While these may seem ‘inauthentic,’ they are in fact quite popular in Japan.  This is partly because of the changes in cooking that accompanied draconian alcohol taxation following the Second World War.

I personally don’t use these seasonings, though I used to when I started cooking Japanese food.  If these are all you can get, I still would not use them in dishes that rely heavily on mirin, as they are generally far too sweet.

The mirin-like seasonings may be labeled as shin-mirin (新みりん) literally “New Mirin,” or mirin-fu chomiryo (みりん-府 ちょミリョ), literally “mirin-like condiment.”

Kotteri-mirin (こってり みりん) which, oddly enough, translates to chunky mirin, is basically mirin-flavored corn syrup, and it is extremely sweet.  It has less that 1% alcohol, and tends to be the easiest mirin-like seasoning to find.  I personally recommend avoiding it, as it tends to create the kind of one-dimensional, overly-sweet dish common in cheap western-style Japanese food.

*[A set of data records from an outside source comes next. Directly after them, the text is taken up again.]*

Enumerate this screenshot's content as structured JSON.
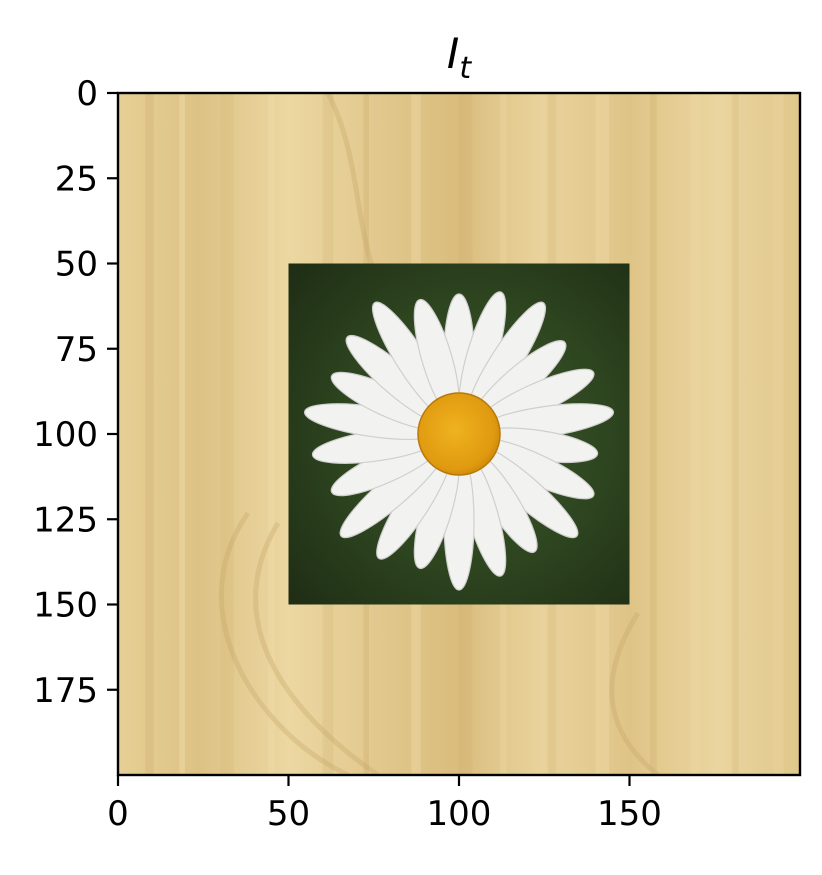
{
  "chart_data": {
    "type": "image",
    "title": {
      "main": "I",
      "subscript": "t"
    },
    "xlim": [
      0,
      200
    ],
    "ylim": [
      200,
      0
    ],
    "x_ticks": [
      0,
      50,
      100,
      150
    ],
    "y_ticks": [
      0,
      25,
      50,
      75,
      100,
      125,
      150,
      175
    ],
    "grid": false,
    "image": {
      "background": "wood-texture",
      "inset": {
        "content": "daisy-flower-photo",
        "x_range": [
          50,
          150
        ],
        "y_range": [
          50,
          150
        ]
      }
    },
    "colors": {
      "wood_light": "#e8d29a",
      "wood_mid": "#dcc080",
      "wood_dark": "#c8a868",
      "inset_bg_dark": "#223318",
      "inset_bg_light": "#5e7a42",
      "petal": "#f2f2f0",
      "flower_center": "#e8a515"
    }
  }
}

Aji-mirin (味 みりん), literally “taste mirin” is something of a hybrid.  It may have rice and water as the first two ingredients, or it may be corn syrup based.  Either way, it is still sweetened somehow.  It also has added alcohol (generally about 8%).  If you cannot get a brewed mirin, I would suggest using a decent quality aji-mirin for something closer to the right taste, or sweetened sake (see ‘substitutions’ below).  As with everything listed in this section, the names can be used and abused in confusing ways, so look to the ingredients to figure out what you’re dealing with.

Because good quality brewed mirin can be hard to find, this is one situation where many (myself included) recommend using a good home-made substitution instead of an inferior (non-brewed) low quality ingredient. As explained in the “types and varieties” section above, many products sold as mirin are actually just flavoured corn syrup. These do a poor job of emulating the true taste of mirin. But, if you have access to good quality sake, you can make a much more reasonable facsimile at home.

Simply combine 1 teaspoon of sugar for each cup of sake to create a simple mirin substitute. This works best with hot or boiling sake, as it helps to dissolve the sugar and emulate mirin’s ability to contribute to a good glaze in a sauce. The better the quality of the sake, the better the flavour of the substitution.

In a pinch, other wines (e.g. Sherry and Marsala) can be used to replace mirin, but they are not going to emulate the rice-wine flavour of mirin or sake. Inexpensive Chinese or Japanese rice wines may also be used (with added sugar), though you may find these a little harsh and brash tasting if they make up a major component of your dish.